Owens, T. J. (2012). Teaching intelligent design or sparking interest in science?
What players do with and take away from Will Wright’s Spore. Cultural Studies of Science Education DOI: 10.1007/s11422-012-9383-5
Abstract: Teaching intelligent design or sparking interest in science?
The 2008 commercial video game Spore allowed more than a million players to design their own life forms. Starting from single-celled organisms players played through a caricature of natural history. Press coverage of the game’s release offer two frames for thinking about the implications of the game. Some scientists and educators saw the game as a troubling teacher of intelligent design, while others suggested it might excite public interest in science. This paper explores the extent to which these two ways of thinking about the game are consistent with what players have done with the game in its online community. This analysis suggests that, at least for the players participating in this community, the game has not seduced them into believing in intelligent design. Instead the activities of these players suggest that the game has played a catalytic role in engaging the public with science. These findings indicate that designers of educational games may wish to consider more deeply tensions between prioritizing accuracy of content in educational games over player engagement.

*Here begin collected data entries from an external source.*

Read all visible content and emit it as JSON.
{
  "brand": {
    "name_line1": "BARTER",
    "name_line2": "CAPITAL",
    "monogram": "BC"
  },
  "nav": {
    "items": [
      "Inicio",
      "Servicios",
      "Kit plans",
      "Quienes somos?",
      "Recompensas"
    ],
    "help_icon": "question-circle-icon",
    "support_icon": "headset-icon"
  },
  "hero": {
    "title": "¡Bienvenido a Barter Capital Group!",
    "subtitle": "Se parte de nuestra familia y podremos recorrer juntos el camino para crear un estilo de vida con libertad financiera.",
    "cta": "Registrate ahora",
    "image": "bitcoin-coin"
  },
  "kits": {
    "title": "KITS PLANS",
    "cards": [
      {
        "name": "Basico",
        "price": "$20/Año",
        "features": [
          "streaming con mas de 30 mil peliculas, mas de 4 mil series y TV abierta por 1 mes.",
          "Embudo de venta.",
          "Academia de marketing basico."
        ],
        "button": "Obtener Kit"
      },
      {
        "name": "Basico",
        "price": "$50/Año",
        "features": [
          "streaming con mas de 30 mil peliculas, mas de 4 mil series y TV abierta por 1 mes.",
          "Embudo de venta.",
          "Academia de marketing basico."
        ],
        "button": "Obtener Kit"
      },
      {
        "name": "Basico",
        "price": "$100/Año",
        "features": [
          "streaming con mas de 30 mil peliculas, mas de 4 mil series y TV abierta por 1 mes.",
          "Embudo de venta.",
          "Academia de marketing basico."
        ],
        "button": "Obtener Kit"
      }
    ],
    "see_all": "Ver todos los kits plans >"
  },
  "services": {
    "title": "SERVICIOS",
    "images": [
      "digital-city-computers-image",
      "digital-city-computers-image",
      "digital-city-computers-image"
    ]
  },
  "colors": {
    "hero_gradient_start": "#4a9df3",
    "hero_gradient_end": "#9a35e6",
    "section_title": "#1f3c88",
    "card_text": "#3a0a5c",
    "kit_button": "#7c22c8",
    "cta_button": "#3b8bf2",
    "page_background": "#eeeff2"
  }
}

The Evolution of the Javelin Hawk
I had a ton of fun with this paper. The Sporum, the Spore web forums, is a crazy place and a good time. I think it also turns out to be a great place to test ideas about what people who play sand box games like Spore end up doing as a result of their experiences playing the game. In any event, writing about the “Javelin Hawk” will likely be my only chance to discuss something that has a “prehensile throat” which it uses to “spear live prey and drink its innards using gastric juices vomited up through the throat”. Enjoy!
Stylistically written to evoke what might be described as, ‘‘textbook language’’ a player describes how the ‘‘Javelin Hawk evolved from the Archeopteryx, an early bird.’’ The player explains, Archeopteryx developed a ‘‘strange mutation in which part of the esophagus was extended into the mouth, resembling a hose.’’ It is important to note that the game itself does not employ the idea of mutation. In Spore, players spend ‘‘DNA points’’ to add features to their creatures. This player brought in the idea of mutation to serve as a layer of explanation for how their creature came about. The player goes on to explain that this mutation ‘‘was usually fatal, until the opening evolved to be prehensile.’’ This is, yet again, a significant addition to the way the game works. Not only is the player using the idea of mutation, she is also presenting mutation as something that, for most of the creatures who exhibited the mutation, is fatal. Only coupled with an additional mutation, the player explains, did these creatures’ esophagi became prehensile resulting in a viable new species. The player explains and names this creature as an intermediate form; ‘‘This creature with a prehensile throat was known as the Perlingua.’’ From there, the player reports, ‘‘Eventually, with the extinction of the succulent plants it fed on in the area, it evolved a larger longue [sic] that was very sharp to spear live prey and drink it’s [sic] innards using gastric juices vomited up through the throat.’’ In this explanation, the player identifies that the loss of the creatures’ food source, the plants, led to it ‘‘evolving’’ a larger tongue with which it could spear live prey. The description here sounds a bit Lamarkian: the extinction of the plants that the creatures ate could have led to their extinction but could not prompt them to ‘‘evolve.’’ Instead, a loss of a creatures’ food source could act as a factor in natural selection.